Earth's last remaining magicians live in fear as Pinhead, a Cenobite Hell Priest, hunts them down to gorge on their knowledge and enhance his own magical powers in a quest to take over Hell. Private Investigator Harry D'Amour finds himself inadvertently opening a portal between Hell and Earth while fulfilling the final wishes of the dead, communicated through his blind medium associate, Norma Paine.

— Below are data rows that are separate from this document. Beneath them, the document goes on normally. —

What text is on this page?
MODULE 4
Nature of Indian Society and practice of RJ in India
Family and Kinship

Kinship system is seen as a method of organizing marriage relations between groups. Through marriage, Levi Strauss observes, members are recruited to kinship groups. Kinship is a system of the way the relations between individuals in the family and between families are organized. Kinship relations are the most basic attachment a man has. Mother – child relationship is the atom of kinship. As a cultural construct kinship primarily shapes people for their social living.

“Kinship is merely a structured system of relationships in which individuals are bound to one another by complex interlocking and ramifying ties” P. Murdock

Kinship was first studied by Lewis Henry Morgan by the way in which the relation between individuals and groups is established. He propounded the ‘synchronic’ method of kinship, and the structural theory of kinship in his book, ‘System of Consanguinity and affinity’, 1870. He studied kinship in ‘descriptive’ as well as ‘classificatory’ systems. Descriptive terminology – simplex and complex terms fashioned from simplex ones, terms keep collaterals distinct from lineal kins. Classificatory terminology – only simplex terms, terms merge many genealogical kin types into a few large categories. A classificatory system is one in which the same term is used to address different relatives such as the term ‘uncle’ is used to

As Pinhead emerges through the portal, a vicious battle ensues. After failing to enlist Harry to pen his Scarlet Gospels – epistles chronicling the Hell Priest's grand coup – Pinhead captures Norma instead. To save her, Harry must embark on a perilous journey through the nightmarish landscape of Hell itself. The Scarlet Gospels takes readers back to the early days of two of Barker's most iconic characters in a supernatural thriller that pits good against evil in a terrifying and suspenseful battle as old as time.
PUBLISHERS WEEKLY
Harry D'Amour, the psychically sensitive detective from Barker's Books of Blood, faces off with Pinhead, the sadistic Cenobite star of the Hellraiser series, in this gory battle royal that takes the reader literally to hell and back. Following a blood-spattered prologue that sets the tone for the rest of the novel, Pinhead here portrayed as a demon residing in hell lures D'Amour and his entourage of mortal sidekicks to the infernal realm to serve as "witness" to what the demon calls "my gospels": a succession of gruesome atrocities whose purpose is revealed in the tale's outrageous climax. Barker's depiction of hell is Dantesque in scope and scale, and his descriptions of its architecture and denizens form an awesomely creative display of imagination. The visceral horrors that clot nearly every page of this novel are not for the squeamish, but the reader who stomachs them to the end will be impressed by the audacity of the author's ambitions.
Customer Reviews
Wickedly descriptive.
Couldn’t put it down.
Could do better
Not his best work. The clever, lyrical use of language in his earlier works has gone; and the need to shock and disgust has replaced actual horror. I would hate to use the word clichéd, but some of the characters were unconvincing - they seemed to be there solely to move the plot on to the big scenes.
The story is okay, but only okay. You do feel like finding out what happens next and it's interesting to find out what happens to these characters from other books.